Николай Струтинский - Победившие смерть
— Земляком вашим назвался, — показал Банацкий рукой на Грищенко. — Знаете?
— Знаем, — двусмысленно ответил Загоруйко. — Из наших краев. Это так...
А про себя подумал: «Разве скажешь правду? Расстреляют, подлюку, дети сиротами останутся».
— Значит, не обманывает?
Загоруйко нерешительно мотнул головой.
Вначале партизаны намеревались оставить задержанного под охраной до вечера, но передумали и позволили ему принести спрятанное им оружие.
— Мигом туда и обратно, — ответил Грищенко.

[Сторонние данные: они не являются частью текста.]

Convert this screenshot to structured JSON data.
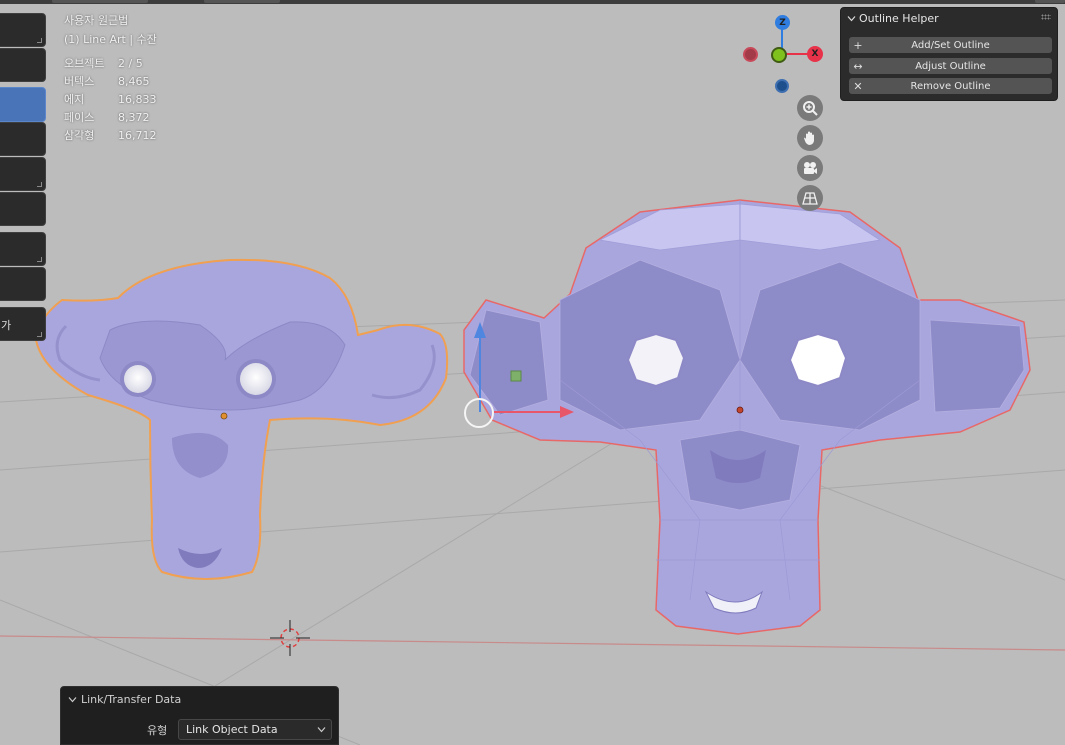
{
  "overlay": {
    "view_mode": "사용자 원근법",
    "collection": "(1) Line Art | 수잔",
    "stats": [
      {
        "key": "오브젝트",
        "value": "2 / 5"
      },
      {
        "key": "버텍스",
        "value": "8,465"
      },
      {
        "key": "에지",
        "value": "16,833"
      },
      {
        "key": "페이스",
        "value": "8,372"
      },
      {
        "key": "삼각형",
        "value": "16,712"
      }
    ]
  },
  "left_panel": {
    "cut_text": "가"
  },
  "gizmo": {
    "z": "Z",
    "x": "X",
    "colors": {
      "x": "#e8324a",
      "y": "#7fc21e",
      "z": "#2f7de0"
    }
  },
  "outline_helper": {
    "title": "Outline Helper",
    "buttons": [
      {
        "icon": "plus-icon",
        "glyph": "+",
        "label": "Add/Set Outline"
      },
      {
        "icon": "arrows-horizontal-icon",
        "glyph": "↔",
        "label": "Adjust Outline"
      },
      {
        "icon": "x-icon",
        "glyph": "✕",
        "label": "Remove Outline"
      }
    ]
  },
  "last_operator": {
    "title": "Link/Transfer Data",
    "field_label": "유형",
    "field_value": "Link Object Data"
  }
}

На пороге показалась шустрая девочка с тугой черной косой.
— Вот моя старшая, — с нежностью глядя на дочку, сказал Загоруйко. — Аптося, постели гостям.
Девочка убежала и тут же вернулась с охапкой соломы и приветливо зазвала партизан.
В дом зашла вся группа. Позавтракали, расстелили на полу солому и улеглись на отдых. Установили закрытый пост. Первым нес вахту у двери Банацкий.
Резкий визг неожиданно нарушил тишину. Распахнулась калитка, и тут же в двери показалась девочка с черной косой.
Немцы! Спасайтесь! — закричала она во весь голос и исчезла.
Партизаны с оружием в руках выскочили во двор. Дом окружали жандармы и полицейские. Семен Еленец и Зигмунд Котиевский залегли и открыли по фашистам огонь. С другой стороны отбивались от наседавших жандармов Павел Банацкий и Ростислав.
— Мама! Ядзя! — крикнул во весь голос Ростислав показавшимся на пороге женщинам. — Бегите в лес, быстрее...
Марфа Ильинична и Ядзя проворно пролезли через пролом в заборе и, пригибаясь, побежали к скирде соломы, стоявшей у леса. Частыми автоматными очередями партизаны прикрывали их отход.
Вдруг автомат Еленца умолк. Котиевский крикнул, что друга убили, и тут же сам повалился, сраженный пулей. Оставшись вдвоем, Павел и Ростислав стали отходить за дом. Тогда часть гитлеровцев перенесла огонь на беглянок.
Марфа Ильинична, бежавшая по открытому полю, изнемогала, силы покидали ее. Она сняла на бегу пальто и кинула его Ядзе.
— Легче мне так... а главное... ты знаешь, воротник...
Но что это? Разгоряченная ладонь Марфы Ильиничны судорожно вырвалась из Ядзиной руки.
— Родная моя, ну продержись еще немного, — наклонилась к упавшей Ядзя. Но тут же все поняла.
Припав к земле рядом с убитой, Ядзя увидела, что пуля пробила голову Марфы Ильиничны, с седых волос горячей струей текла кровь. Бросив прощальный взгляд на безмолвно лежавшую женщину, Ядзя быстро побежала в лес. Надо было во что бы то ни стало спасти документы, за которые партизанская мать отдала свою жизнь.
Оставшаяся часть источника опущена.